A Study of Electrostatic Ion Sources

Abstract

Ion sources have important applications in metallurgy, solid state physics and biology, where the controlled removal of materials is required. The present thesis is aimed at increasing the understanding of "saddle-field" electrostatic ion sources in which an oscillating electron beam produces a narrow beam of ions without the aid of a magnetic field. The characteristics of the cylindrical source, incorporating a cylindrical cathode and two anode rods, have been investigated. The main objectives were the improvement of the intensity and focussing of the emerging ion beam so as to increase the ion etching rate. The characteristics of a new source, which incorporates an annular anode instead of the two anode rods and two hemispherical cathodes instead of a cylindrical cathode, have also been investigated. It was found that this source produces an intense narrow central beam which is very suitable for ion-thinning of small specimens. The energy of the emerging ions have been measured for both sources. It was found that the energy distribution for both sources is broad but exhibits a number of peaks at different energies. The shape of the energy spectrum depends upon the gas pressure, the nature of the gas, the discharge conditions and the size of the ion exit aperture. The charge state of the ions is important for nuclear applications.
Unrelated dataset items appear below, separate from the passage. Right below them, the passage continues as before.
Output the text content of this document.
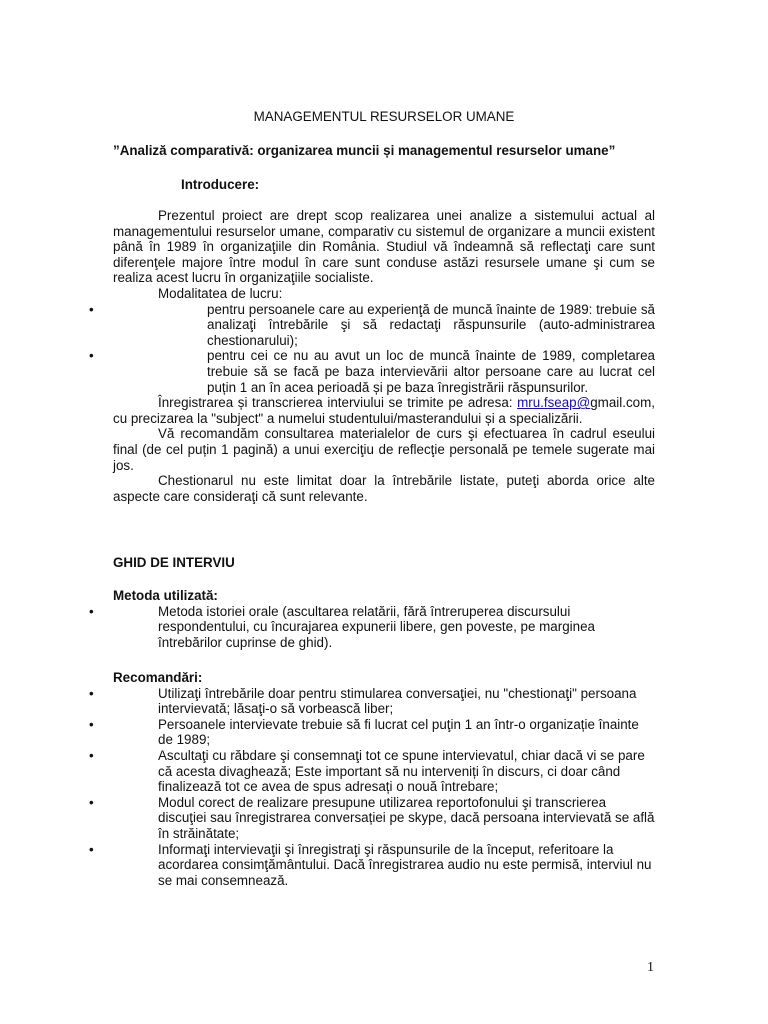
MANAGEMENTUL RESURSELOR UMANE
”Analiză comparativă: organizarea muncii și managementul resurselor umane”
Introducere:

Prezentul proiect are drept scop realizarea unei analize a sistemului actual al managementului resurselor umane, comparativ cu sistemul de organizare a muncii existent până în 1989 în organizaţiile din România. Studiul vă îndeamnă să reflectaţi care sunt diferenţele majore între modul în care sunt conduse astăzi resursele umane şi cum se realiza acest lucru în organizaţiile socialiste.

Modalitatea de lucru:

•	pentru persoanele care au experienţă de muncă înainte de 1989: trebuie să analizaţi întrebările şi să redactaţi răspunsurile (auto-administrarea chestionarului);
•	pentru cei ce nu au avut un loc de muncă înainte de 1989, completarea trebuie să se facă pe baza intervievării altor persoane care au lucrat cel puțin 1 an în acea perioadă și pe baza înregistrării răspunsurilor.

Înregistrarea și transcrierea interviului se trimite pe adresa: mru.fseap@gmail.com, cu precizarea la "subject" a numelui studentului/masterandului și a specializării.

Vă recomandăm consultarea materialelor de curs şi efectuarea în cadrul eseului final (de cel puțin 1 pagină) a unui exerciţiu de reflecţie personală pe temele sugerate mai jos.

Chestionarul nu este limitat doar la întrebările listate, puteţi aborda orice alte aspecte care consideraţi că sunt relevante.

GHID DE INTERVIU

Metoda utilizată:

•	Metoda istoriei orale (ascultarea relatării, fără întreruperea discursului respondentului, cu încurajarea expunerii libere, gen poveste, pe marginea întrebărilor cuprinse de ghid).

Recomandări:

•	Utilizaţi întrebările doar pentru stimularea conversaţiei, nu "chestionaţi" persoana intervievată; lăsaţi-o să vorbească liber;
•	Persoanele intervievate trebuie să fi lucrat cel puţin 1 an într-o organizație înainte de 1989;
•	Ascultaţi cu răbdare şi consemnaţi tot ce spune intervievatul, chiar dacă vi se pare că acesta divaghează; Este important să nu interveniți în discurs, ci doar când finalizează tot ce avea de spus adresați o nouă întrebare;
•	Modul corect de realizare presupune utilizarea reportofonului şi transcrierea discuţiei sau înregistrarea conversației pe skype, dacă persoana intervievată se află în străinătate;
•	Informaţi intervievaţii şi înregistraţi şi răspunsurile de la început, referitoare la acordarea consimţământului. Dacă înregistrarea audio nu este permisă, interviul nu se mai consemnează.
1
A magnetic analyzer has been used to determine the charge states of ions produced by the cylindrical source. Using the appropriate gas, the predominant ions were found to be H+2, He+, N+ and A2+. Higher charge states such as N3+ and A3+ were also observed at lower abundance. However, the relative abundance of these states increases as the input power to the source is increased. It would appear that practical forms of "saddle-field" electrostatic ion sources described above can find wide application in materials analysis and nuclear physics.